What is Piotroski Score?

It is not always certain that how can one evaluate a company’s financial position. Merely looking at the company’s profitability is not concrete enough at times to base your financial decisions. Different weighing factors may take you down a different path altogether and then there is a choice among 1000’s of different stocks to choose from. Joseph Piotroski, an accounting professor at Stanford came up with a theory of the Piotroski F-score.

The Piotroski score is a discrete score between zero and nine that reflects nine different criteria that are used to determine the strength of an organization’s financial position.

The F-Score is used to determine the best value stocks. The stock with a score of nine being the best and zero being the worst in the category.

The F-Score works in a simple fashion; data of various aspects are focused on the company’s accounting results over the last couple of years. For every criterion met, one point is awarded, otherwise, no points are awarded. The points are then added up to determine the best value stocks.

The score is calculated based on 9 criteria divided into 3 groups precisely:

Profitability

  • Return on Assets (1 point if it is positive in the current year, 0 otherwise)
  • Operating Cash Flow (1 point if it is positive in the current year, 0 otherwise)
  • Change in Return of Assets (ROA) (1 point if ROA is higher in the current year compared to the previous one, 0 otherwise)
  • Accruals (1 point if Operating Cash Flow/Total Assets is higher than ROA in the current year, 0 otherwise)

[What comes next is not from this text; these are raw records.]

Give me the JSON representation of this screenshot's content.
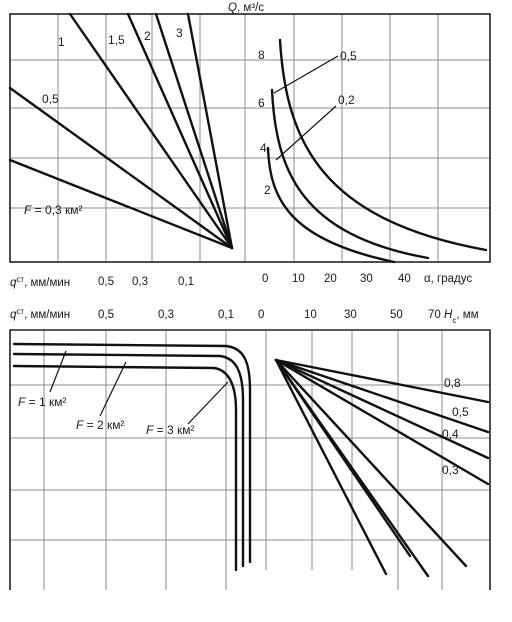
{
  "chart_data": [
    {
      "id": "top-left",
      "type": "line",
      "description_axis": "q^ст",
      "xlabel_parts": {
        "main": "q",
        "sup": "ст",
        "rest": ", мм/мин"
      },
      "x_ticks": [
        "0,5",
        "0,3",
        "0,1"
      ],
      "series": [
        {
          "name": "1"
        },
        {
          "name": "1,5"
        },
        {
          "name": "2"
        },
        {
          "name": "3"
        },
        {
          "name": "0,5"
        },
        {
          "name": "F = 0,3 км²"
        }
      ]
    },
    {
      "id": "top-right",
      "type": "line",
      "ylabel_parts": {
        "main": "Q",
        "rest": ", м³/с"
      },
      "xlabel": "α, градус",
      "x_ticks": [
        "0",
        "10",
        "20",
        "30",
        "40"
      ],
      "y_ticks": [
        "8",
        "6",
        "4",
        "2"
      ],
      "series": [
        {
          "name": "0,5"
        },
        {
          "name": "0,2"
        }
      ]
    },
    {
      "id": "bottom-left",
      "type": "line",
      "xlabel_parts": {
        "main": "q",
        "sup": "ст",
        "rest": ", мм/мин"
      },
      "x_ticks": [
        "0,5",
        "0,3",
        "0,1"
      ],
      "series": [
        {
          "name": "F = 1 км²"
        },
        {
          "name": "F = 2 км²"
        },
        {
          "name": "F = 3 км²"
        }
      ]
    },
    {
      "id": "bottom-right",
      "type": "line",
      "xlabel_parts": {
        "main": "H",
        "sub": "c",
        "rest": ", мм"
      },
      "x_ticks": [
        "0",
        "10",
        "30",
        "50",
        "70"
      ],
      "series": [
        {
          "name": "0,8"
        },
        {
          "name": "0,5"
        },
        {
          "name": "0,4"
        },
        {
          "name": "0,3"
        }
      ]
    }
  ]
}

Leverage, Liquidity, and Source of Funds

  • Change in Leverage (long-term) ratio (1 point if the ratio is lower this year compared to the previous one, 0 otherwise)
  • Change in Current ratio (1 point if it is higher in the current year compared to the previous one, 0 otherwise)
  • Change in the number of shares (1 point if no new shares were issued during the last year)

Operating Efficiency

  • Change in Gross Margin (1 point if it is higher in the current year compared to the previous one, 0 otherwise)
  • Change in Asset Turnover ratio (1 point if it is higher in the current year compared to the previous one, 0 otherwise)

The score is calculated based on the data from the financial statement of a company. A company gets 1 point for each met criteria. Summing up all achieved points gives Piotroski F-score (a number between 0 and 9). Simply speaking, a company with a score of 8 or 9 is considered good and viable for investments. On the other hand, a company with a score of 0-2 is seen as week.

The attributes are summarized in a table below for better understanding:

Formula:

F Score = ROA+ CFO + ∆ROA + ACCRUAL + ∆LEVERAGE + ∆LIQUIDITY + ∆EQUITY + ∆MARGIN + ∆TURNOVER

The Piotroski F-Score is not intended to be used on its own. Rather this is an additional filter for a value screen. The starting point is taking the companies which fall into the bottom 20% of the market. This is in terms of their price to book/NAV value.

His paper also states that the “benefits to financial statement analysis are concentrated in small and medium-sized firms, companies with low share turnover, and firms with no analyst following”. The reason for this is presumed to be the information gap – there is less likely to be genuine mispricing for large companies that have a lot of analysts.